Earlier this week, on Stamford Hill, a group of boys of about 15 were idly hurling stones at cars and passing cyclists. They wouldn’t appear in any stats. No one even paused to tell them not to. Who’d dare? Twice I’ve nearly come a cropper as the same kids yell at me as I bike by or they jump into the road in the hope that I’ll fall.
Hunting vulnerable schoolchildren also seems to be a new spring sport. The Nextdoor app, usually chock-full of lost cats, contains a spate of mothers reporting that their kids are being followed as they walk home, and beaten up, and that there’s no one to turn to for help. The schools shrug, the police shrug, and woe betide anyone who tries to hold an offender’s parents to account. If you returned from the encounter unhurt, you’d soon find yourself formally accused of harassment.
The more freeloaders there are, the closer everyone else comes to doing the same
The decline of the Marquess estate at the bottom of my road, where in 2015 the teenager Stefan Appleton was stabbed to death in the playground, is in many ways telling. A friend of mine in her seventies, who grew up on the estate and brought her children up there, explained it to me. The estate is arranged in three layers of flats all surrounding a central green. It used to be, said my friend, that the older generation, the grandmothers, lived on the top floors and they’d sit out on their balconies and keep their beady eyes on how everybody behaved. Any bullying or truancy and they’d have a word with the parents. Public shaming worked.
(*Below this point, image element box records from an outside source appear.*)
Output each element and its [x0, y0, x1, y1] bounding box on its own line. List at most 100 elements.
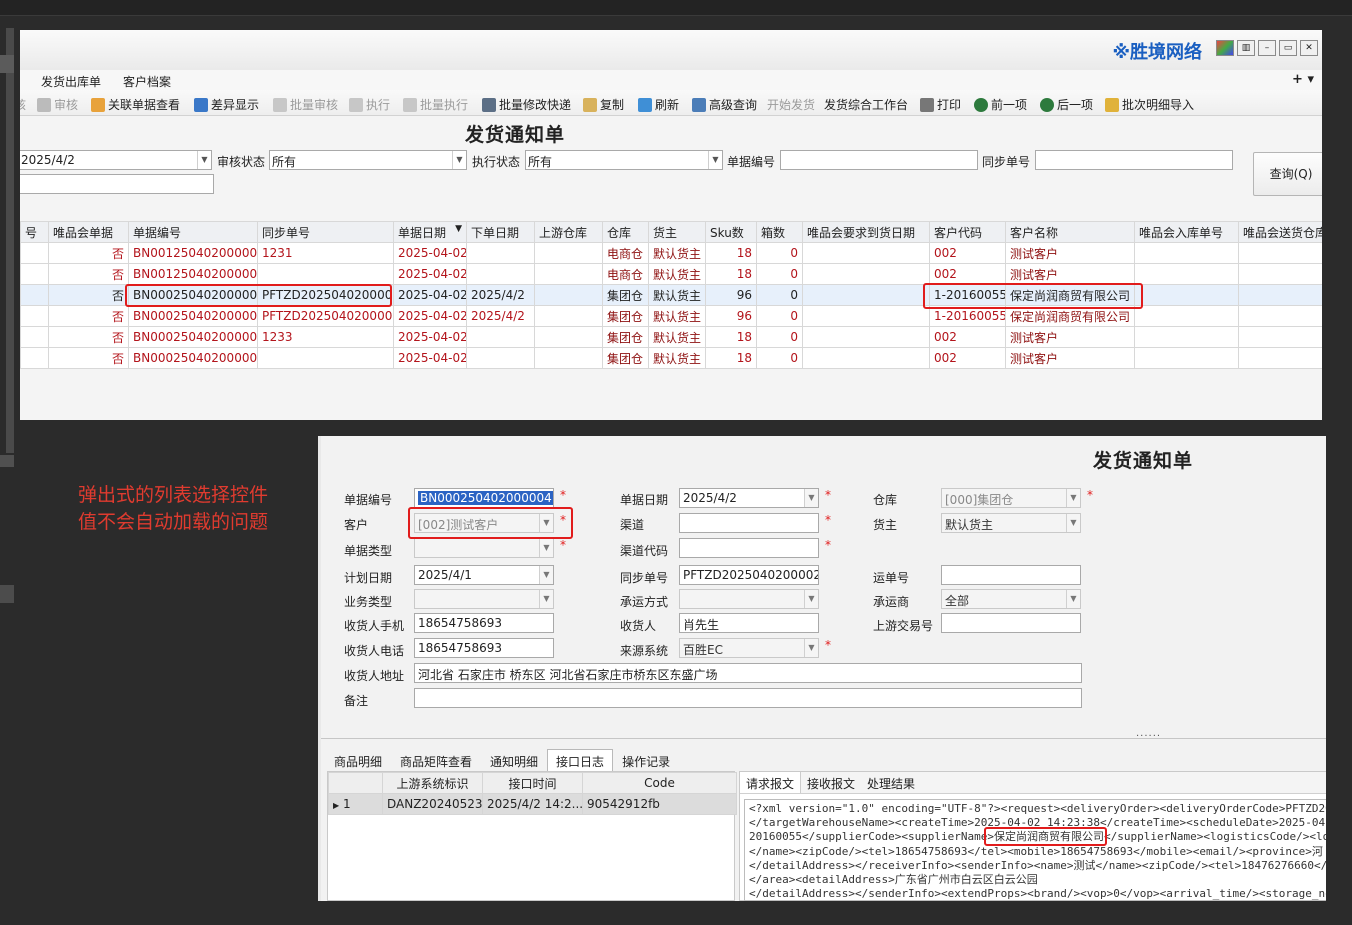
add-tab-button[interactable]: + ▾ [1292, 72, 1314, 87]
col-header[interactable]: 单据编号 [128, 221, 258, 243]
date-filter-field[interactable]: 2025/4/2 ▼ [20, 150, 212, 170]
theme-icon[interactable] [1216, 40, 1234, 56]
col-header[interactable]: 箱数 [756, 221, 803, 243]
layout-icon[interactable]: ▥ [1237, 40, 1255, 56]
query-button[interactable]: 查询(Q) [1253, 152, 1322, 196]
toolbar-batch-audit-button[interactable]: 批量审核 [273, 96, 338, 113]
col-header[interactable]: 货主 [648, 221, 706, 243]
col-header[interactable]: 客户代码 [929, 221, 1006, 243]
table-row[interactable]: 否 BN000250402000001 2025-04-02 集团仓 默认货主 … [20, 347, 1322, 369]
chevron-down-icon[interactable]: ▼ [452, 151, 466, 169]
remark-field[interactable] [414, 688, 1082, 708]
shipping-method-select[interactable]: ▼ [679, 589, 819, 609]
chevron-down-icon[interactable]: ▼ [804, 639, 818, 657]
waybill-field[interactable] [941, 565, 1081, 585]
col-header[interactable]: Code [582, 772, 737, 794]
toolbar-unaudit-button[interactable]: 核 [20, 96, 26, 113]
toolbar-advanced-search-button[interactable]: 高级查询 [692, 96, 757, 113]
col-header[interactable]: 上游仓库 [534, 221, 603, 243]
doc-date-field[interactable]: 2025/4/2 ▼ [679, 488, 819, 508]
extra-filter-input[interactable] [20, 174, 214, 194]
tab-request-message[interactable]: 请求报文 [740, 772, 802, 793]
toolbar-related-docs-button[interactable]: 关联单据查看 [91, 96, 180, 113]
owner-select[interactable]: 默认货主 ▼ [941, 513, 1081, 533]
toolbar-audit-button[interactable]: 审核 [37, 96, 78, 113]
col-header[interactable]: 唯品会单据 [48, 221, 129, 243]
col-header[interactable]: 单据日期 ▼ [393, 221, 467, 243]
toolbar-batch-express-button[interactable]: 批量修改快递 [482, 96, 571, 113]
receiver-mobile-field[interactable]: 18654758693 [414, 613, 554, 633]
biz-type-select[interactable]: ▼ [414, 589, 554, 609]
col-header[interactable]: 上游系统标识 [382, 772, 483, 794]
chevron-down-icon[interactable]: ▼ [539, 566, 553, 584]
docno-field[interactable]: BN000250402000004 [414, 488, 554, 508]
toolbar-execute-button[interactable]: 执行 [349, 96, 390, 113]
col-header[interactable]: Sku数 [705, 221, 757, 243]
docno-filter-label: 单据编号 [727, 155, 776, 169]
warehouse-select[interactable]: [000]集团仓 ▼ [941, 488, 1081, 508]
tab-process-result[interactable]: 处理结果 [861, 772, 921, 793]
address-field[interactable]: 河北省 石家庄市 桥东区 河北省石家庄市桥东区东盛广场 [414, 663, 1082, 683]
minimize-button[interactable]: – [1258, 40, 1276, 56]
toolbar-prev-button[interactable]: 前一项 [974, 96, 1027, 113]
brand-logo: ※胜境网络 [1112, 42, 1203, 63]
detail-title: 发货通知单 [1093, 450, 1194, 472]
table-row[interactable]: ▶ 1 DANZ20240523 2025/4/2 14:2... 905429… [328, 793, 737, 815]
toolbar-ship-workbench-button[interactable]: 发货综合工作台 [824, 96, 908, 113]
col-header[interactable]: 下单日期 [466, 221, 535, 243]
channel-code-field[interactable] [679, 538, 819, 558]
audit-status-select[interactable]: 所有 ▼ [269, 150, 467, 170]
col-header[interactable]: 唯品会送货仓库 [1238, 221, 1322, 243]
plan-date-field[interactable]: 2025/4/1 ▼ [414, 565, 554, 585]
highlight-box [923, 283, 1143, 309]
col-header[interactable]: 仓库 [602, 221, 649, 243]
toolbar-batch-import-button[interactable]: 批次明细导入 [1105, 96, 1194, 113]
col-header[interactable]: 唯品会入库单号 [1134, 221, 1239, 243]
chevron-down-icon[interactable]: ▼ [1066, 489, 1080, 507]
sync-no-field[interactable]: PFTZD2025040200002 [679, 565, 819, 585]
receiver-field[interactable]: 肖先生 [679, 613, 819, 633]
chevron-down-icon[interactable]: ▼ [197, 151, 211, 169]
toolbar-print-button[interactable]: 打印 [920, 96, 961, 113]
carrier-select[interactable]: 全部 ▼ [941, 589, 1081, 609]
chevron-down-icon[interactable]: ▼ [539, 539, 553, 557]
restore-button[interactable]: ▭ [1279, 40, 1297, 56]
outer-left-strip [6, 28, 14, 453]
col-header[interactable]: 客户名称 [1005, 221, 1135, 243]
channel-field[interactable] [679, 513, 819, 533]
exec-status-select[interactable]: 所有 ▼ [525, 150, 723, 170]
toolbar-diff-button[interactable]: 差异显示 [194, 96, 259, 113]
toolbar-refresh-button[interactable]: 刷新 [638, 96, 679, 113]
docno-filter-input[interactable] [780, 150, 978, 170]
channel-label: 渠道 [620, 518, 645, 532]
chevron-down-icon[interactable]: ▼ [708, 151, 722, 169]
close-button[interactable]: ✕ [1300, 40, 1318, 56]
source-system-select[interactable]: 百胜EC ▼ [679, 638, 819, 658]
tab-delivery-outbound[interactable]: 发货出库单 [41, 73, 101, 90]
chevron-down-icon[interactable]: ▼ [1066, 514, 1080, 532]
receiver-phone-field[interactable]: 18654758693 [414, 638, 554, 658]
col-header[interactable]: 号 [20, 221, 49, 243]
col-header[interactable]: 唯品会要求到货日期 [802, 221, 930, 243]
toolbar-next-button[interactable]: 后一项 [1040, 96, 1093, 113]
col-header[interactable]: 接口时间 [482, 772, 583, 794]
chevron-down-icon[interactable]: ▼ [804, 489, 818, 507]
chevron-down-icon[interactable]: ▼ [1066, 590, 1080, 608]
toolbar-copy-button[interactable]: 复制 [583, 96, 624, 113]
chevron-down-icon[interactable]: ▼ [539, 590, 553, 608]
customer-label: 客户 [344, 518, 369, 532]
row-pointer-icon: ▶ [333, 801, 340, 810]
table-row[interactable]: 否 BN001250402000001 2025-04-02 电商仓 默认货主 … [20, 263, 1322, 285]
tab-customer-archive[interactable]: 客户档案 [123, 73, 171, 90]
chevron-down-icon[interactable]: ▼ [804, 590, 818, 608]
tab-response-message[interactable]: 接收报文 [801, 772, 861, 793]
table-row[interactable]: 否 BN001250402000002 1231 2025-04-02 电商仓 … [20, 242, 1322, 264]
toolbar-batch-execute-button[interactable]: 批量执行 [403, 96, 468, 113]
sync-filter-input[interactable] [1035, 150, 1233, 170]
toolbar-start-ship-button[interactable]: 开始发货 [767, 96, 815, 113]
col-header[interactable]: 同步单号 [257, 221, 394, 243]
doctype-select[interactable]: ▼ [414, 538, 554, 558]
upstream-trade-field[interactable] [941, 613, 1081, 633]
request-xml-text[interactable]: <?xml version="1.0" encoding="UTF-8"?><r… [744, 799, 1326, 901]
table-row[interactable]: 否 BN000250402000002 1233 2025-04-02 集团仓 … [20, 326, 1322, 348]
After right-to-buy and later, after migrant families were moved in, the self-policing fell apart. The cockneys, my friend among them, moved east, and in the absence of elders, the norms themselves began to change. Within each cultural bubble perhaps conventions held. But the shared ethic, learned by children in schools, was that their duty was not to their neighbor but to themselves and possibly the planet which their neighbor was likely polluting. They learned that all stigma must always be lifted and that the gravest sin was to judge. Then smartphones took over and the idea of a shared public space fragmented further into a frogspawn of private spaces.
If Britain is shameless, it’s because shaming – meaning expressing disapproval of any public behavior – has become not a virtue but the cardinal sin. Just a few years ago, it was quite normal to tut over flagrant violations of our unspoken code. If someone was having a loud one-sided phone call on train, or talking through a movie, or sitting scrolling on a bus while a frail octogenarian stood nearby, or dumping their chips by the bus stop, they’d be tutted at. Just imagine doing that now. You’d be thumped, derided as a ‘Karen’.
‘Loyalty, integrity, community’, read the banners in support of Sean Egan. The movement behind him is still growing and, sensing the way the wind blows, several MPs and the head of the Met and other big supermarket chains have now said they’re on Sean’s side, and that the thieving has to stop. Perhaps everyone’s beginning to understand that if Britain is to end its slide into shamelessness, we need all the Karens and all the Seans we can find.